“Erfahrungsschatz nutzen“: Hamburger Versandhändler reagiert auf Nachwuchsmangel

Hamburg. Angesichts des immer größer werdenden Fachkräftemangels und des demografischen Wandels mobilisiert der Hamburger Otto-Konzern nun seine Rentner als zusätzliche Arbeitskräfte. Der weltgrößte Versandhändler hat mit der Senior Expert Consultancy GmbH eine eigene Tochtergesellschaft gegründet, in der ausschließlich Ruheständler des Unternehmens beschäftigt werden. Sie sollen ihr Expertenwissen in den Konzern einbringen und helfen, zeitweilige Lücken im Arbeitsprozess aufzufüllen.

Aus Sicht der zuständigen Personaldirektorin Sandra Widmaier können sowohl der Konzern als auch die Pensionäre von der neuen Initiative profitieren. "Ehemalige Mitarbeiter, die jetzt in Rente sind, genießen so das Gefühl, weiterhin gebraucht zu werden. Als Unternehmen nutzen wir ihren Erfahrungsschatz und Leistungsstandard, zumal sie diesen meist ohne Einarbeitungszeit einbringen können."

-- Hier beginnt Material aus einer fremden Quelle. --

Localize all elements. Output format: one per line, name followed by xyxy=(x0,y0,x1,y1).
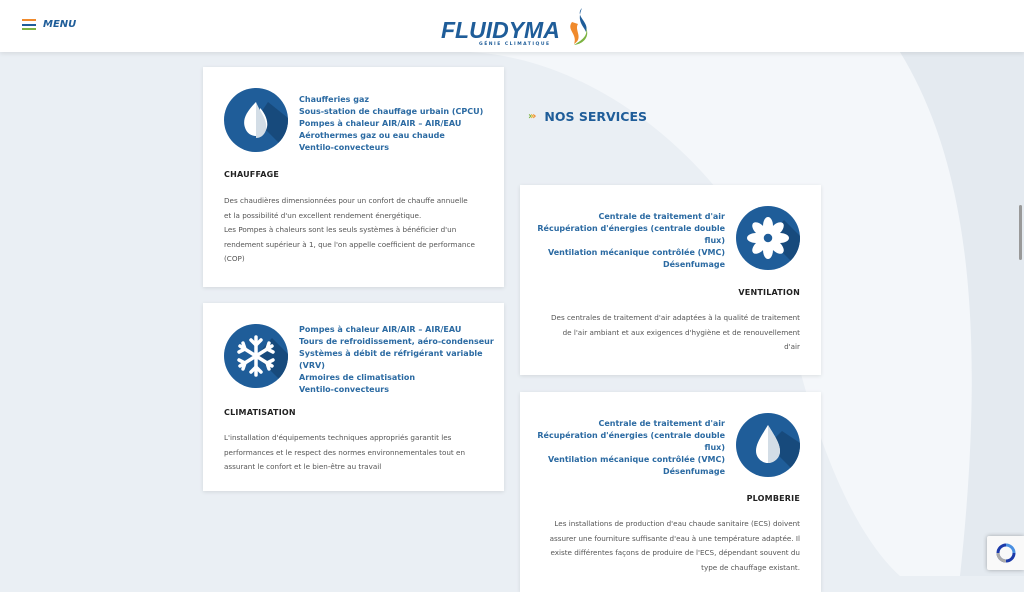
card-description-line: Les installations de production d'eau chaude sanitaire (ECS) doivent xyxy=(554,519,800,528)
service-card-plomberie xyxy=(520,392,821,592)
service-card-climatisation xyxy=(203,303,504,491)
service-link[interactable]: Désenfumage xyxy=(662,467,725,476)
flame-icon xyxy=(224,88,288,152)
service-link[interactable]: Ventilation mécanique contrôlée (VMC) xyxy=(547,248,725,257)
menu-label: MENU xyxy=(43,19,77,30)
card-description-line: (COP) xyxy=(224,254,245,263)
fan-icon xyxy=(736,206,800,270)
recaptcha-icon xyxy=(995,542,1017,564)
service-link[interactable]: Récupération d'énergies (centrale double xyxy=(537,224,725,233)
service-link[interactable]: Centrale de traitement d'air xyxy=(598,212,725,221)
recaptcha-badge[interactable] xyxy=(987,536,1024,570)
site-header xyxy=(0,0,1024,52)
card-description-line: L'installation d'équipements techniques appropriés garantit les xyxy=(224,433,452,442)
service-link[interactable]: Ventilation mécanique contrôlée (VMC) xyxy=(547,455,725,464)
card-title: PLOMBERIE xyxy=(746,494,800,503)
service-link[interactable]: (VRV) xyxy=(299,361,325,370)
card-description-line: existe différentes façons de produire de l'ECS, dépendant souvent du xyxy=(550,548,800,557)
card-description-line: et la possibilité d'un excellent rendement énergétique. xyxy=(224,210,422,220)
water-drop-icon xyxy=(736,413,800,477)
service-link[interactable]: Aérothermes gaz ou eau chaude xyxy=(299,131,445,140)
service-link[interactable]: Ventilo-convecteurs xyxy=(299,385,389,394)
logo[interactable] xyxy=(441,8,594,46)
logo-tagline: GÉNIE CLIMATIQUE xyxy=(479,42,551,47)
service-link[interactable]: Désenfumage xyxy=(662,260,725,269)
card-title: CLIMATISATION xyxy=(224,408,296,417)
card-title: VENTILATION xyxy=(738,288,800,297)
card-description-line: Des centrales de traitement d'air adaptées à la qualité de traitement xyxy=(550,313,800,322)
card-description-line: performances et le respect des normes environnementales tout en xyxy=(224,447,465,457)
card-description-line: assurant le confort et le bien-être au travail xyxy=(224,462,382,471)
logo-name: FLUIDYMA xyxy=(441,17,560,43)
service-link[interactable]: Pompes à chaleur AIR/AIR – AIR/EAU xyxy=(299,119,462,128)
section-heading xyxy=(528,109,647,124)
service-link[interactable]: Récupération d'énergies (centrale double xyxy=(537,431,725,440)
card-description-line: de l'air ambiant et aux exigences d'hygiène et de renouvellement xyxy=(562,327,800,337)
chevrons-icon: ››› xyxy=(528,111,535,122)
service-card-chauffage xyxy=(203,67,504,287)
card-description-line: Des chaudières dimensionnées pour un confort de chauffe annuelle xyxy=(224,196,468,205)
card-description-line: d'air xyxy=(784,342,800,351)
service-card-ventilation xyxy=(520,185,821,375)
scrollbar-thumb[interactable] xyxy=(1019,205,1022,260)
card-description-line: Les Pompes à chaleurs sont les seuls systèmes à bénéficier d'un xyxy=(224,225,457,234)
service-link[interactable]: flux) xyxy=(704,236,725,245)
service-link[interactable]: Sous-station de chauffage urbain (CPCU) xyxy=(299,107,484,116)
service-link[interactable]: Armoires de climatisation xyxy=(299,373,416,382)
service-link[interactable]: Ventilo-convecteurs xyxy=(299,143,389,152)
service-link[interactable]: Pompes à chaleur AIR/AIR – AIR/EAU xyxy=(299,325,462,334)
service-link[interactable]: Chaufferies gaz xyxy=(299,95,370,104)
logo-flame-icon xyxy=(564,8,594,46)
service-link[interactable]: Centrale de traitement d'air xyxy=(598,419,725,428)
menu-button[interactable] xyxy=(22,19,76,30)
hamburger-icon xyxy=(22,19,36,30)
card-description-line: rendement supérieur à 1, que l'on appelle coefficient de performance xyxy=(224,239,475,249)
card-description-line: type de chauffage existant. xyxy=(701,562,800,572)
service-link[interactable]: flux) xyxy=(704,443,725,452)
snowflake-icon xyxy=(224,324,288,388)
section-title: NOS SERVICES xyxy=(544,109,648,124)
service-link[interactable]: Tours de refroidissement, aéro-condenseur xyxy=(299,337,494,346)
card-title: CHAUFFAGE xyxy=(224,170,280,179)
card-description-line: assurer une fourniture suffisante d'eau à une température adaptée. Il xyxy=(549,533,800,543)
service-link[interactable]: Systèmes à débit de réfrigérant variable xyxy=(299,349,483,358)
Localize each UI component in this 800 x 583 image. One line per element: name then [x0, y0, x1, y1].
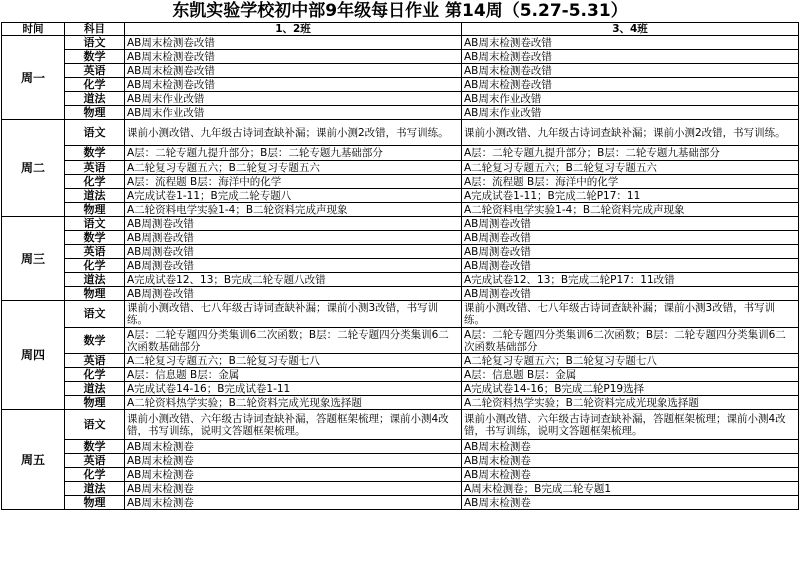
subject-cell: 数学 — [65, 146, 125, 161]
subject-cell: 数学 — [65, 50, 125, 64]
table-row — [2, 175, 799, 189]
class-3-4-cell: 课前小测改错、七八年级古诗词查缺补漏；课前小测3改错，书写训练。 — [462, 301, 799, 328]
class-3-4-cell: AB周末作业改错 — [462, 106, 799, 120]
header-time: 时间 — [2, 23, 65, 36]
subject-cell: 英语 — [65, 245, 125, 259]
class-1-2-cell: A完成试卷12、13；B完成二轮专题八改错 — [125, 273, 462, 287]
class-3-4-cell: A二轮复习专题五六；B二轮复习专题七八 — [462, 354, 799, 368]
table-row — [2, 496, 799, 510]
table-row — [2, 120, 799, 146]
subject-cell: 语文 — [65, 217, 125, 231]
class-3-4-cell: A二轮资料热学实验；B二轮资料完成光现象选择题 — [462, 396, 799, 410]
subject-cell: 道法 — [65, 273, 125, 287]
class-3-4-cell: AB周测卷改错 — [462, 231, 799, 245]
class-1-2-cell: AB周末检测卷 — [125, 440, 462, 454]
class-1-2-cell: A二轮复习专题五六；B二轮复习专题五六 — [125, 161, 462, 175]
class-1-2-cell: AB周末检测卷改错 — [125, 50, 462, 64]
class-1-2-cell: AB周末检测卷 — [125, 454, 462, 468]
class-1-2-cell: AB周测卷改错 — [125, 217, 462, 231]
class-1-2-cell: AB周末检测卷 — [125, 482, 462, 496]
class-3-4-cell: AB周测卷改错 — [462, 287, 799, 301]
homework-table — [1, 22, 799, 510]
subject-cell: 语文 — [65, 120, 125, 146]
class-1-2-cell: A层：二轮专题九提升部分；B层：二轮专题九基础部分 — [125, 146, 462, 161]
class-3-4-cell: AB周末检测卷 — [462, 468, 799, 482]
day-cell: 周五 — [2, 410, 65, 510]
table-row — [2, 203, 799, 217]
class-1-2-cell: AB周测卷改错 — [125, 259, 462, 273]
class-1-2-cell: AB周测卷改错 — [125, 231, 462, 245]
class-3-4-cell: A层：二轮专题四分类集训6二次函数；B层：二轮专题四分类集训6二次函数基础部分 — [462, 328, 799, 354]
class-3-4-cell: 课前小测改错、九年级古诗词查缺补漏；课前小测2改错，书写训练。 — [462, 120, 799, 146]
class-1-2-cell: AB周末检测卷 — [125, 468, 462, 482]
subject-cell: 物理 — [65, 287, 125, 301]
table-row — [2, 161, 799, 175]
day-cell: 周二 — [2, 120, 65, 217]
table-row — [2, 78, 799, 92]
class-3-4-cell: AB周末检测卷改错 — [462, 50, 799, 64]
class-1-2-cell: AB周末作业改错 — [125, 106, 462, 120]
subject-cell: 化学 — [65, 78, 125, 92]
table-row — [2, 368, 799, 382]
table-row — [2, 189, 799, 203]
header-class-1-2: 1、2班 — [125, 23, 462, 36]
class-3-4-cell: A完成试卷12、13；B完成二轮P17：11改错 — [462, 273, 799, 287]
class-3-4-cell: AB周末检测卷改错 — [462, 78, 799, 92]
table-row — [2, 106, 799, 120]
class-3-4-cell: AB周测卷改错 — [462, 259, 799, 273]
class-3-4-cell: AB周末作业改错 — [462, 92, 799, 106]
day-cell: 周三 — [2, 217, 65, 301]
table-row — [2, 328, 799, 354]
class-1-2-cell: AB周末检测卷改错 — [125, 36, 462, 50]
header-subject: 科目 — [65, 23, 125, 36]
table-row — [2, 273, 799, 287]
subject-cell: 语文 — [65, 301, 125, 328]
class-1-2-cell: AB周末检测卷 — [125, 496, 462, 510]
day-cell: 周四 — [2, 301, 65, 410]
subject-cell: 数学 — [65, 440, 125, 454]
class-1-2-cell: 课前小测改错、九年级古诗词查缺补漏；课前小测2改错，书写训练。 — [125, 120, 462, 146]
table-row — [2, 50, 799, 64]
table-row — [2, 354, 799, 368]
subject-cell: 英语 — [65, 354, 125, 368]
subject-cell: 化学 — [65, 368, 125, 382]
class-3-4-cell: AB周测卷改错 — [462, 217, 799, 231]
table-row — [2, 287, 799, 301]
table-body — [2, 36, 799, 510]
class-3-4-cell: A二轮资料电学实验1-4；B二轮资料完成声现象 — [462, 203, 799, 217]
subject-cell: 化学 — [65, 259, 125, 273]
class-3-4-cell: A完成试卷14-16；B完成二轮P19选择 — [462, 382, 799, 396]
class-3-4-cell: AB周末检测卷改错 — [462, 64, 799, 78]
table-row — [2, 36, 799, 50]
subject-cell: 物理 — [65, 203, 125, 217]
subject-cell: 道法 — [65, 92, 125, 106]
table-row — [2, 64, 799, 78]
class-1-2-cell: A层：信息题 B层：金属 — [125, 368, 462, 382]
class-1-2-cell: 课前小测改错、六年级古诗词查缺补漏，答题框架梳理；课前小测4改错，书写训练，说明文答题框架梳理。 — [125, 410, 462, 440]
subject-cell: 物理 — [65, 496, 125, 510]
class-1-2-cell: A二轮资料电学实验1-4；B二轮资料完成声现象 — [125, 203, 462, 217]
table-row — [2, 92, 799, 106]
subject-cell: 英语 — [65, 454, 125, 468]
subject-cell: 化学 — [65, 468, 125, 482]
page-title: 东凯实验学校初中部9年级每日作业 第14周（5.27-5.31） — [172, 1, 628, 21]
class-1-2-cell: A完成试卷14-16；B完成试卷1-11 — [125, 382, 462, 396]
class-1-2-cell: AB周测卷改错 — [125, 287, 462, 301]
class-1-2-cell: A层：二轮专题四分类集训6二次函数；B层：二轮专题四分类集训6二次函数基础部分 — [125, 328, 462, 354]
class-3-4-cell: A周末检测卷；B完成二轮专题1 — [462, 482, 799, 496]
subject-cell: 语文 — [65, 410, 125, 440]
subject-cell: 英语 — [65, 161, 125, 175]
class-1-2-cell: A完成试卷1-11；B完成二轮专题八 — [125, 189, 462, 203]
class-1-2-cell: AB周末检测卷改错 — [125, 78, 462, 92]
class-1-2-cell: AB周末检测卷改错 — [125, 64, 462, 78]
class-3-4-cell: A层：信息题 B层：金属 — [462, 368, 799, 382]
class-1-2-cell: AB周末作业改错 — [125, 92, 462, 106]
class-1-2-cell: A层：流程题 B层：海洋中的化学 — [125, 175, 462, 189]
header-row — [2, 23, 799, 36]
class-3-4-cell: A层：流程题 B层：海洋中的化学 — [462, 175, 799, 189]
table-row — [2, 245, 799, 259]
class-3-4-cell: A层：二轮专题九提升部分；B层：二轮专题九基础部分 — [462, 146, 799, 161]
subject-cell: 数学 — [65, 231, 125, 245]
subject-cell: 道法 — [65, 482, 125, 496]
class-3-4-cell: A二轮复习专题五六；B二轮复习专题五六 — [462, 161, 799, 175]
subject-cell: 道法 — [65, 189, 125, 203]
table-row — [2, 440, 799, 454]
subject-cell: 化学 — [65, 175, 125, 189]
class-1-2-cell: 课前小测改错、七八年级古诗词查缺补漏；课前小测3改错，书写训练。 — [125, 301, 462, 328]
table-row — [2, 146, 799, 161]
class-1-2-cell: A二轮复习专题五六；B二轮复习专题七八 — [125, 354, 462, 368]
header-class-3-4: 3、4班 — [462, 23, 799, 36]
class-3-4-cell: AB周末检测卷 — [462, 454, 799, 468]
subject-cell: 英语 — [65, 64, 125, 78]
subject-cell: 道法 — [65, 382, 125, 396]
class-1-2-cell: A二轮资料热学实验；B二轮资料完成光现象选择题 — [125, 396, 462, 410]
class-1-2-cell: AB周测卷改错 — [125, 245, 462, 259]
table-row — [2, 468, 799, 482]
class-3-4-cell: AB周末检测卷 — [462, 496, 799, 510]
table-row — [2, 454, 799, 468]
day-cell: 周一 — [2, 36, 65, 120]
class-3-4-cell: AB周末检测卷 — [462, 440, 799, 454]
table-row — [2, 301, 799, 328]
subject-cell: 数学 — [65, 328, 125, 354]
class-3-4-cell: AB周测卷改错 — [462, 245, 799, 259]
class-3-4-cell: 课前小测改错、六年级古诗词查缺补漏，答题框架梳理；课前小测4改错，书写训练，说明文答题框架梳理。 — [462, 410, 799, 440]
table-row — [2, 382, 799, 396]
table-row — [2, 396, 799, 410]
table-row — [2, 259, 799, 273]
subject-cell: 物理 — [65, 106, 125, 120]
subject-cell: 语文 — [65, 36, 125, 50]
table-row — [2, 410, 799, 440]
subject-cell: 物理 — [65, 396, 125, 410]
table-row — [2, 231, 799, 245]
table-row — [2, 482, 799, 496]
class-3-4-cell: A完成试卷1-11；B完成二轮P17：11 — [462, 189, 799, 203]
table-row — [2, 217, 799, 231]
class-3-4-cell: AB周末检测卷改错 — [462, 36, 799, 50]
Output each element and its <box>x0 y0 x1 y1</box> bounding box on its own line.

Einsatzfelder für die Rentner sind unter anderen der Einkauf, die Finanzabteilung oder auch der IT-Bereich. Manch ein älterer Mitarbeiter verfügt hier noch über Kenntnisse alter Computersysteme, die gerade durch neuere Geräte abgelöst werden. So ist es beispielsweise im Fall von Jochen Michalczyk, 69, der als einer der Ersten nach der Rente wieder bei Otto anheuerte. "Ich freue mich vor allem, dass ich mein Fachwissen an die jüngeren Kollegen weitergeben kann", sagt er.

50 bis 60 Senioren will der Konzern im ersten Jahr einsetzen, insgesamt kann die Gruppe auf rund 1000 Personen im Alter zwischen 65 und 75 Jahren zurückgreifen. Die Pensionäre sollen allerdings ausschließlich in zeitlich befristeten Projekten und bei temporären Engpässen zum Einsatz kommen, um jüngeren Arbeitnehmern nicht ihre Jobs wegzunehmen.

Unter diesen Bedingungen begrüßt auch der Betriebsrat des Konzerns das Projekt. Die Arbeitnehmervertreter hatten den Vorstand zuletzt wegen eines drohenden Stellenabbaus bei den deutschen Versendern Otto, Baur und Schwab kritisiert, mit dem der Konzern die eigenen Strukturen verschlanken und so auf die wachsende Konkurrenz im Onlinebereich reagieren will.

Abgeschaut hat sich Otto die Pensionärsfirma bei dem Stuttgarter Autozulieferer und Haushaltsgerätehersteller Bosch, der schon seit 1999 auf das Know-how seiner ehemaligen Beschäftigten setzt. 600 sogenannte Senior-Experten sind für das Unternehmen rund um den Globus im Einsatz und kümmern sich in den USA, Indien, England oder Brasilien um die Inbetriebnahme von neuen Fertigungslinien oder die Reorganisation des Rechnungswesens.

Neben Otto nutzen auch andere Hamburger Firmen das Potenzial ihrer ehemaligen Mitarbeiter. So verfügt die Drogeriekette Budnikowsky über einen "Rentner-Pool" mit derzeit 16 Pensionären, die bei großen Aktionen wie Neueröffnungen oder auch in Krankheitsfällen zum Einsatz kommen.

"Solche Projekte zeigen, dass die Wertschätzung für die Erfahrung älterer Arbeitnehmer bei den Unternehmen wächst", sagt der Sprecher der Hamburger Handelskammer, Jörn Arfs. Angesichts des Nachwuchsmangels klinge der "Jugendwahn" langsam ab. Eine große Welle hin zu einem verstärkten Einsatz von älteren Arbeitnehmern könne er aber noch nicht erkennen.